3、MTGase、非肌肉蛋白对鲢鱼糜凝胶形成的影响添加MTGase可显著提高鲢鱼糜制品凝胶强度、持水性能,改善凝胶白度,MTGase的适宜添加量为6-10U/g_(鱼蛋白),当MTGase添加量为10 U/g_(鱼蛋白)时,破断强度、凹陷深度、凝胶强度分别为793.00g、14.21 mm、11867.20 g×mm,比对照样分别增加了1.12倍、0.21倍、1.7倍。但添加过量的MTGase则会降低鱼糜凝胶特性。鲢鱼糜中大豆分离蛋白和鸡蛋清蛋白的适宜添加量分别为3%、10%,均可改善鲢鱼糜的凝胶特性和持水性能。三种外源添加成分中以MTGase的改善效果最好。大豆分离蛋白或鸡蛋清蛋白均会降低MTGase诱导鲢鱼糜的凝胶特性,导致其凝胶特性低于仅添加MTGase。因此,在鱼糜制品的生产中应避免大豆分离蛋白或鸡蛋清蛋白与MTGase同时使用。
4、淀粉及亲水性胶体对鲢鱼糜凝胶形成的影响为了改善鲢鱼糜凝胶特性和提高适用性,本文还研究了不同来源和不同方法改性的淀粉对鲢鱼糜凝胶形成的影响。结果表明,不同来源淀粉对鲢鱼糜凝胶的影响是不同的,马铃薯、木薯、玉米三种淀粉中,以马铃薯对鱼糜凝胶特性的增强效果最佳,凹陷深度、破断强度、凝胶强度分别比对照增加了0.22倍、0.54倍、0.45倍。在变性淀粉中,交联酯化、醋酸酯化、磷酸酯化、羟丙基化淀粉均可提高鱼糜凝胶特性,而氧化淀粉、微细化淀粉将降低鱼糜凝胶特性。其中羟丙基化淀粉和交联酯化淀粉较适宜鱼糜制品加工。研究还表明,变性淀粉的胶长度越短、溶解度越小、膨胀势越大,鱼糜凝胶特性则愈好。

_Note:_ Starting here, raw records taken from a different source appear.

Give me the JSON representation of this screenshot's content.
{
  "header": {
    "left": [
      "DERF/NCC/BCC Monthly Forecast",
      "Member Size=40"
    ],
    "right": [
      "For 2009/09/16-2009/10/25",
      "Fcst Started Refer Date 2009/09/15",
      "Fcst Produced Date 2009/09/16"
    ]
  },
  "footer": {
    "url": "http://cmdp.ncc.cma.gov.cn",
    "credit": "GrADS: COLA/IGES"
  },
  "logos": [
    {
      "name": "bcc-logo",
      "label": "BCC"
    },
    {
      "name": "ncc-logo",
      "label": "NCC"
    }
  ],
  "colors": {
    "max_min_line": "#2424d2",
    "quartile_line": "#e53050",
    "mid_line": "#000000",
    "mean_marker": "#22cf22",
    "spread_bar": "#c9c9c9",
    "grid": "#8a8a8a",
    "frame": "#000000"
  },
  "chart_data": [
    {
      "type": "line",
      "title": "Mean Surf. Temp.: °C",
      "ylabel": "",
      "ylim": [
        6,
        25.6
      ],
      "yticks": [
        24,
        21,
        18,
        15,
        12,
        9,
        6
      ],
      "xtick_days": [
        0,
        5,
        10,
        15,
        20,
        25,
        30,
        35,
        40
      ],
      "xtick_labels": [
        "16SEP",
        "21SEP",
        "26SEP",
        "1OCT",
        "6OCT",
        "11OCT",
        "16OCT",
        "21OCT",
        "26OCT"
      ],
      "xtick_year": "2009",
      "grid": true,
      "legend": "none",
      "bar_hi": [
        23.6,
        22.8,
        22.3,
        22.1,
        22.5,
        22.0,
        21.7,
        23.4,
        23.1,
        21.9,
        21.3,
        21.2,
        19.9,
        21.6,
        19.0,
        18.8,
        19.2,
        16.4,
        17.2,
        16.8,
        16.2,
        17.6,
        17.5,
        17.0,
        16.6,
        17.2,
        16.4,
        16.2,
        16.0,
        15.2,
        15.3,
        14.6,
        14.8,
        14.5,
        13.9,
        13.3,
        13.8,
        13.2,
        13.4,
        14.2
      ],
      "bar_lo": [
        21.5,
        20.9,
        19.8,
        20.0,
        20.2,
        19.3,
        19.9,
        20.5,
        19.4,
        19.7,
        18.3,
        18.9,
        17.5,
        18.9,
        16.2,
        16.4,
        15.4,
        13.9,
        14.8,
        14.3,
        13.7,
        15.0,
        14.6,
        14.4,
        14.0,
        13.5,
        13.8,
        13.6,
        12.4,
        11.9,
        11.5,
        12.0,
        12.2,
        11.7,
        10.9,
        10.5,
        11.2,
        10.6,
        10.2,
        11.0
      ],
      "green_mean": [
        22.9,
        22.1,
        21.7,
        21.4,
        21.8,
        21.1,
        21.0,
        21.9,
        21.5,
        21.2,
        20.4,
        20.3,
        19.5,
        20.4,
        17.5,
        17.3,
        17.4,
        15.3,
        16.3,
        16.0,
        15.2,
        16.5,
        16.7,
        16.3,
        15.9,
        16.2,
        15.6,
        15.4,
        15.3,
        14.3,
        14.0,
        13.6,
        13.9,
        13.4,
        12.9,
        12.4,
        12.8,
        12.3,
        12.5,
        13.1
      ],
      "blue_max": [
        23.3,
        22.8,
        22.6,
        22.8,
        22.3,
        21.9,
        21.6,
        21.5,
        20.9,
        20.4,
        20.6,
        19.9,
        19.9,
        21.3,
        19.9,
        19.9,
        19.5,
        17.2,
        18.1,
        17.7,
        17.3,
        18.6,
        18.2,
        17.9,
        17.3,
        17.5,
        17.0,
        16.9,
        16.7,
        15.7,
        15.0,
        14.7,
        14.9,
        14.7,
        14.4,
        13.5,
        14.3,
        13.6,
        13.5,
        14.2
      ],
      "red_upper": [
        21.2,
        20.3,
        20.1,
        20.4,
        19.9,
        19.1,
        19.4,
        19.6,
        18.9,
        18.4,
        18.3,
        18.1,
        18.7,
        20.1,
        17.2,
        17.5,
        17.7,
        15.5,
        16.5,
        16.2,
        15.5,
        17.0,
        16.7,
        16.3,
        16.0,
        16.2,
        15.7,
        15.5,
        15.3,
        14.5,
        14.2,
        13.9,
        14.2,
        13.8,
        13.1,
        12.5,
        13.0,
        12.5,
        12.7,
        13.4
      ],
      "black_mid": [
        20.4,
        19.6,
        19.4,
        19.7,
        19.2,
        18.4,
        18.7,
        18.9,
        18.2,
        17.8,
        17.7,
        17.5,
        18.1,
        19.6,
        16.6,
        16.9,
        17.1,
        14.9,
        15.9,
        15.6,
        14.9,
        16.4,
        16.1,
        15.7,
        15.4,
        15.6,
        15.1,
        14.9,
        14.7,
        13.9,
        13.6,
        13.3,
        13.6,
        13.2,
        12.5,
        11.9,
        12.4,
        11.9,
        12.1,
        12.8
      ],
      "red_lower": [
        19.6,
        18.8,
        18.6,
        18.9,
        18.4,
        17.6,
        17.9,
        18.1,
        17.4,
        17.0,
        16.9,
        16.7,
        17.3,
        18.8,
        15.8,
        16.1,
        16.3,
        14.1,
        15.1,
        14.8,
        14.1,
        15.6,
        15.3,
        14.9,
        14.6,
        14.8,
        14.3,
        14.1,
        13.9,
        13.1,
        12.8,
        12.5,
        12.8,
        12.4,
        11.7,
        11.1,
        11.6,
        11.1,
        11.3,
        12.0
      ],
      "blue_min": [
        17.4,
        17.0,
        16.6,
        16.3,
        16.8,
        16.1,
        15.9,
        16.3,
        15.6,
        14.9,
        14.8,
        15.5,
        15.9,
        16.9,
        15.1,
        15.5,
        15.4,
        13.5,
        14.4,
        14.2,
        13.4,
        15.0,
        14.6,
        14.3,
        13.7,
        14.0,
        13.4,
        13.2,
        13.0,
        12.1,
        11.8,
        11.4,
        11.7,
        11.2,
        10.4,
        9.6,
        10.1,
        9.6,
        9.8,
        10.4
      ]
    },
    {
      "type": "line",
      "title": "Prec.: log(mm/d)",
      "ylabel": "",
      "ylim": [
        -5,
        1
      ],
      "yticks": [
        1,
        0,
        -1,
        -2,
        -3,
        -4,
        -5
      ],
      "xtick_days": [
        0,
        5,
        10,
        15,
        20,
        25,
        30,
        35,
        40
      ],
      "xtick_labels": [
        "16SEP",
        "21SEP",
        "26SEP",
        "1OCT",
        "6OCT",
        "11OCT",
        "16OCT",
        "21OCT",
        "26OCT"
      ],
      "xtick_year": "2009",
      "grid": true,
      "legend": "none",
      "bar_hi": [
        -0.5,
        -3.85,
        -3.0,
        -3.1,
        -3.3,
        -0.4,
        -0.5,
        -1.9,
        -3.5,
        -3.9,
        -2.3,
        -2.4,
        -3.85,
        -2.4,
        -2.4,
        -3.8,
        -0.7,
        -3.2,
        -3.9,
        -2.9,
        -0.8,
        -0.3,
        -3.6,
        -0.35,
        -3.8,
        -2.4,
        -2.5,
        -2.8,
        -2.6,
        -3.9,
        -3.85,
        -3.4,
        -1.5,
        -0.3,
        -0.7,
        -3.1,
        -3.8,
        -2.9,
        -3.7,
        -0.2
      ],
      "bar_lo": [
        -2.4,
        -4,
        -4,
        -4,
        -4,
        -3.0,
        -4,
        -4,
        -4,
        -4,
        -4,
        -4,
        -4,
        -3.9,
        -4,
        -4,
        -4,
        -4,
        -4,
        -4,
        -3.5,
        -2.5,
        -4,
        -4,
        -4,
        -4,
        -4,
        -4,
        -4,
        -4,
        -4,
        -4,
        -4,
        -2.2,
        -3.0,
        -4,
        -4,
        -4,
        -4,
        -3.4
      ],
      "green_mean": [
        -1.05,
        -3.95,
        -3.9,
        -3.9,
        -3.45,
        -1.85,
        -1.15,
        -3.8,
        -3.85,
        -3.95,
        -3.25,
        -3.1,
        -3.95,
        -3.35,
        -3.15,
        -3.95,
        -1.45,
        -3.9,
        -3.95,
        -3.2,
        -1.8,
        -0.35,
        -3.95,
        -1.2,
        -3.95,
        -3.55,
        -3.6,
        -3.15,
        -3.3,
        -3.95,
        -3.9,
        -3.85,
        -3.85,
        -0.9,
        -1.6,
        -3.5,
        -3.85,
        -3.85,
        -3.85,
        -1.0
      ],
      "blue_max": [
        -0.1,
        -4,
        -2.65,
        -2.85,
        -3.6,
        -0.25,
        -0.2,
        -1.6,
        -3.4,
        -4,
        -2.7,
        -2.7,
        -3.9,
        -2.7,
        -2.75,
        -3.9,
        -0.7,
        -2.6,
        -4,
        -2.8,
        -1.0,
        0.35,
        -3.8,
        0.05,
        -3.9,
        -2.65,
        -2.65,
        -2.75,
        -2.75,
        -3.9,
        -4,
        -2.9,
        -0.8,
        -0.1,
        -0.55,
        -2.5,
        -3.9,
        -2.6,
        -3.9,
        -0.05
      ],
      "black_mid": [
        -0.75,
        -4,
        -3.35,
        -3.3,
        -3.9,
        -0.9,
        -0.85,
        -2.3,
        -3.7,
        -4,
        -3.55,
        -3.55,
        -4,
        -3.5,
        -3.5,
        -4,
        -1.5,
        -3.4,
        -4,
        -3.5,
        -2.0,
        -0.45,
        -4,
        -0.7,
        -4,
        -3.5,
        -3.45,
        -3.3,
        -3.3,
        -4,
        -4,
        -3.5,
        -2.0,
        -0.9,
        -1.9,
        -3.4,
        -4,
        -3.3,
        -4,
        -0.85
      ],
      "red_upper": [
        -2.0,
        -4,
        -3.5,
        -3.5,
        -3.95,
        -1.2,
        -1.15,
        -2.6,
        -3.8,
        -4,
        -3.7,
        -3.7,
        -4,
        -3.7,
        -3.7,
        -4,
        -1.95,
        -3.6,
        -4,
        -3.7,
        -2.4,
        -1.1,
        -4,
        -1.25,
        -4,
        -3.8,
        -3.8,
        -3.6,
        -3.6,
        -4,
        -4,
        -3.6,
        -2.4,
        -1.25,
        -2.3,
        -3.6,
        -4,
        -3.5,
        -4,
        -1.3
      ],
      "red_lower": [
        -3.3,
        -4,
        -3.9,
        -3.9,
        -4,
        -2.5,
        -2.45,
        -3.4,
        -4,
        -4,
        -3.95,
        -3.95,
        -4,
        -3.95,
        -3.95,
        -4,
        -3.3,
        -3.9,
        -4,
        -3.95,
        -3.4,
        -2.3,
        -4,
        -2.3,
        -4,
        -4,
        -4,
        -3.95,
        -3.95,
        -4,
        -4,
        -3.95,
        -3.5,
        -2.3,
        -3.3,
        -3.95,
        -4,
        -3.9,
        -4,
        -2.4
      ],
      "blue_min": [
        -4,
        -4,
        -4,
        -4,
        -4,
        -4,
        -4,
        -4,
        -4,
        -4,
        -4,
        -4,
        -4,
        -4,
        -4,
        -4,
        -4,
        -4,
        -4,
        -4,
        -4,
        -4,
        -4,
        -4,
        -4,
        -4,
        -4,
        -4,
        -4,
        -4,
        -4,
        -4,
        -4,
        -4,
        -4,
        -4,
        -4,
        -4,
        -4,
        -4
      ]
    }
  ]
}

卡拉胶、黄原胶、魔芋胶和瓜尔胶等亲水性胶体对鲢鱼糜凝胶特性有不同影响。在鲢鱼糜中,添加0.5%的卡拉胶或0.1%瓜尔胶能明显增加鱼糜凝胶的硬度和凝胶强度,降低粘性和脆性,改善制品色泽。而在鱼糜自然pH下,添加黄原胶和魔芋胶会影响鲢鱼糜凝胶形成,降低其凝胶强度。
In China, Silver carp, one of the main fresh-water fish species, abundant and cheap, is a good material to develop and process surimi-based product. Compared with briny surimi, researches of silver carp surimi focused on influences of washing conditions, processing technics and additives on surimi gel properties and frozen denaturation, but little on the gel-forming mechanism. Thus, studies on affecting factors of silver carp surimi gel forming and gel forming mechanism are very important to promote the formation of surimi gel and develop silver carp surimi-based products with high quality.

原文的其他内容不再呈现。